Era giunto il momento di salutarne un altro. In quell’anno la comunità registrò una manciata di dipartite e, fortunatamente, qualche nuova nascita. La situazione era stabile. Le provviste erano sufficienti, e le colture sembravano reggere alle avversità.
Avevano bisogno d’aiuto, di un sostegno. Ma la terra d’origine aveva perso interesse nei loro confronti, e quei pochi coloni dovevano fare affidamento esclusivamente sulle loro forze. Ce la mettevano davvero tutta, ed era già un miracolo se una terza generazione era riuscita a vedere la luce tra quelle lande desolate.
Primo, di nome e di fatto, in quanto primo a posare piede da quelle parti, aveva scelto di andarsene da sveglio. Il male era giunto ormai a uno stadio terminale, gli mancava qualche settimana da vivere, forse qualche giorno, ma non voleva starsene fermo ad aspettare la morte. Le sarebbe andato incontro. I medicinali facevano il loro dovere. Non sentiva dolore. La sua mente era lucida.
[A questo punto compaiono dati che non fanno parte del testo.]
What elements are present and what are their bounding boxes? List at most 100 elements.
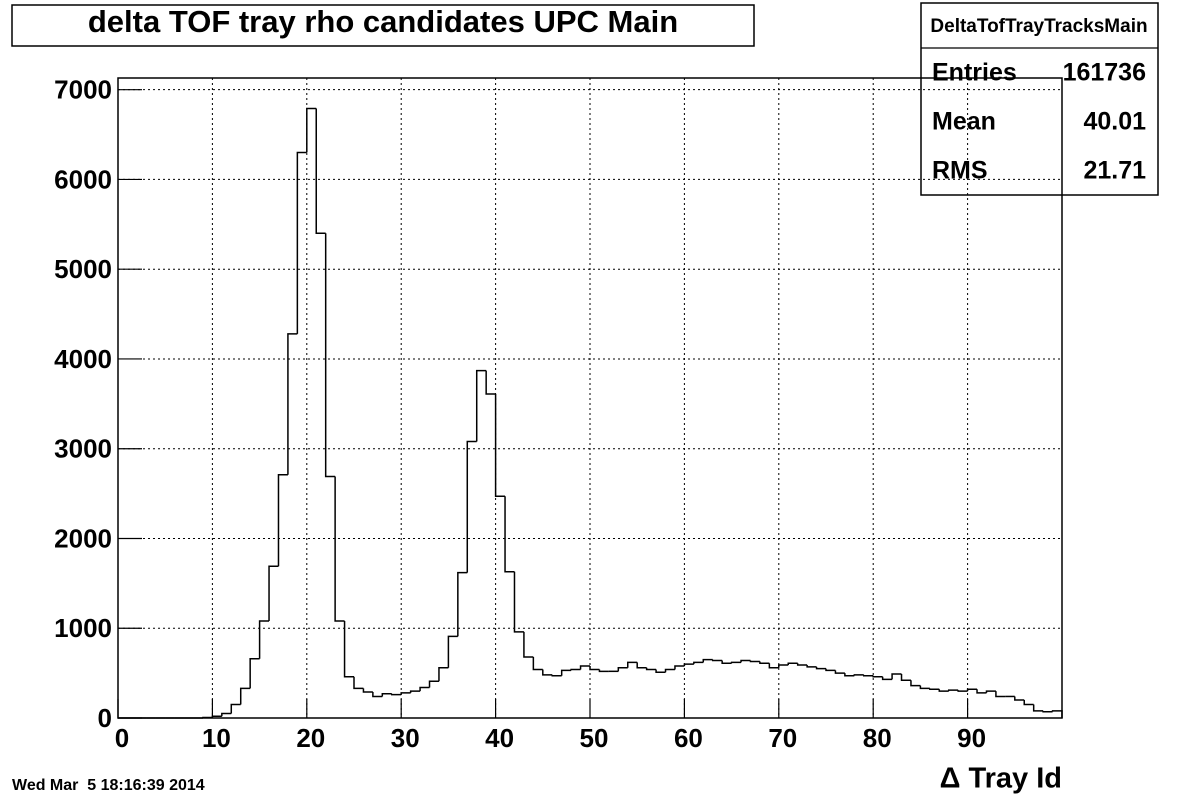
stats-value: 21.71 xyxy=(1083,157,1146,185)
histogram-bin xyxy=(439,668,448,681)
stats-value: 40.01 xyxy=(1083,108,1146,136)
histogram-bin xyxy=(807,665,816,667)
histogram-bin xyxy=(902,674,911,680)
histogram-bin xyxy=(373,692,382,696)
histogram-bin xyxy=(354,677,363,689)
histogram-bin xyxy=(345,621,354,677)
histogram-bin xyxy=(911,680,920,685)
histogram-bin xyxy=(817,667,826,669)
histogram-bin xyxy=(618,668,627,672)
histogram-bin xyxy=(401,693,410,695)
histogram-bin xyxy=(411,691,420,693)
histogram-bin xyxy=(241,688,250,704)
histogram-bin xyxy=(250,659,259,689)
histogram-bin xyxy=(382,694,391,697)
histogram-bin xyxy=(788,663,797,665)
stats-label: Entries xyxy=(932,59,1017,87)
histogram-bin xyxy=(883,677,892,680)
histogram-bin xyxy=(647,668,656,670)
histogram-bin xyxy=(458,573,467,637)
histogram-bin xyxy=(1034,705,1043,711)
histogram-bin xyxy=(939,689,948,691)
histogram-bin xyxy=(826,669,835,671)
histogram-bin xyxy=(920,686,929,689)
chart-title: delta TOF tray rho candidates UPC Main xyxy=(88,4,678,39)
histogram-bin xyxy=(1043,711,1052,712)
y-tick-label: 2000 xyxy=(54,523,112,553)
histogram-bin xyxy=(514,572,523,632)
stats-label: Mean xyxy=(932,108,996,136)
histogram-bin xyxy=(590,666,599,670)
histogram-bin xyxy=(222,714,231,717)
histogram-bin xyxy=(420,687,429,691)
histogram-bin xyxy=(543,670,552,675)
histogram-bin xyxy=(760,661,769,663)
histogram-bin xyxy=(996,691,1005,696)
histogram-bin xyxy=(467,442,476,573)
histogram-bin xyxy=(769,663,778,667)
histogram-bin xyxy=(703,660,712,663)
histogram-bin xyxy=(949,690,958,691)
histogram-bin xyxy=(430,681,439,687)
histogram-bin xyxy=(930,688,939,689)
histogram-bin xyxy=(628,662,637,667)
histogram-bin xyxy=(278,475,287,567)
x-axis-label: Δ Tray Id xyxy=(940,763,1062,795)
histogram-bin xyxy=(637,662,646,667)
stats-value: 161736 xyxy=(1063,59,1146,87)
histogram-bin xyxy=(854,675,863,676)
x-tick-label: 30 xyxy=(391,723,420,753)
y-tick-label: 6000 xyxy=(54,164,112,194)
histogram-bin xyxy=(316,109,325,234)
histogram-bin xyxy=(392,694,401,695)
histogram-bin xyxy=(873,676,882,677)
histogram-bin xyxy=(505,496,514,571)
histogram-bin xyxy=(307,109,316,153)
histogram-bin xyxy=(1015,696,1024,700)
stats-label: RMS xyxy=(932,157,988,185)
histogram-bin xyxy=(363,688,372,692)
histogram-bin xyxy=(260,621,269,659)
histogram-bin xyxy=(864,675,873,676)
histogram-bin xyxy=(486,371,495,394)
stats-name: DeltaTofTrayTracksMain xyxy=(930,16,1147,37)
y-tick-label: 4000 xyxy=(54,344,112,374)
x-tick-label: 50 xyxy=(580,723,609,753)
x-tick-label: 10 xyxy=(202,723,231,753)
y-tick-label: 3000 xyxy=(54,434,112,464)
histogram-bin xyxy=(986,691,995,693)
histogram-bin xyxy=(496,394,505,496)
x-tick-label: 70 xyxy=(768,723,797,753)
histogram-bin xyxy=(533,657,542,670)
histogram-bin xyxy=(326,233,335,476)
histogram-bin xyxy=(968,689,977,691)
histogram-bin xyxy=(835,670,844,673)
histogram-bin xyxy=(656,670,665,673)
x-tick-label: 90 xyxy=(957,723,986,753)
histogram-bin xyxy=(675,666,684,670)
histogram-bin xyxy=(722,661,731,664)
x-tick-label: 0 xyxy=(115,723,129,753)
y-tick-label: 0 xyxy=(98,703,112,733)
histogram-bin xyxy=(1024,700,1033,704)
histogram-bin xyxy=(798,663,807,665)
histogram-bin xyxy=(750,661,759,662)
histogram-bin xyxy=(477,371,486,442)
histogram-bin xyxy=(231,705,240,714)
timestamp: Wed Mar 5 18:16:39 2014 xyxy=(12,777,205,794)
histogram-bin xyxy=(581,666,590,670)
histogram-bin xyxy=(694,662,703,664)
histogram-bin xyxy=(1053,711,1062,718)
x-tick-label: 40 xyxy=(485,723,514,753)
histogram-bin xyxy=(666,670,675,673)
histogram-bin xyxy=(524,632,533,657)
histogram-bin xyxy=(684,664,693,666)
histogram-bin xyxy=(335,477,344,622)
y-tick-label: 7000 xyxy=(54,75,112,105)
y-tick-label: 5000 xyxy=(54,254,112,284)
histogram-bin xyxy=(269,566,278,621)
histogram-bin xyxy=(732,662,741,663)
x-tick-label: 80 xyxy=(863,723,892,753)
histogram-bin xyxy=(892,674,901,679)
Si fece rinchiudere dentro un sarcofago con oblò. Voleva assistere alla sua dipartita. Voleva guardare la morte in faccia, affrontare le fiamme senza paura. Voleva ritornare cenere. Voleva tornare a casa.
Imbarcarono il feretro nel vascello, e lui li vide piangere e salutarlo, in quel funerale senza religione e senza Dio.
La bara penetrò l’orbita terrestre pochi giorni dopo. Venne ridestato dal sonno indotto artificialmente. Vide il mare, le nuvole e la terra ferma. La temperatura salì vertiginosamente, ma non poteva sentire dolore. Mancò l’aria, le lacrime evaporarono e l’ultima cosa che vide fu la luce intensa delle fiamme. In quella discesa luminosa divenne cenere, e come cenere tornò a casa.
Il bambino vide la stella cadente attraversare il cielo, illuminandolo. Espresse un desiderio. Sarebbe voluto diventare un’astronauta. Volare nello spazio fin sulla Luna.
Lì avrebbe trovato qualcuno ad aspettarlo.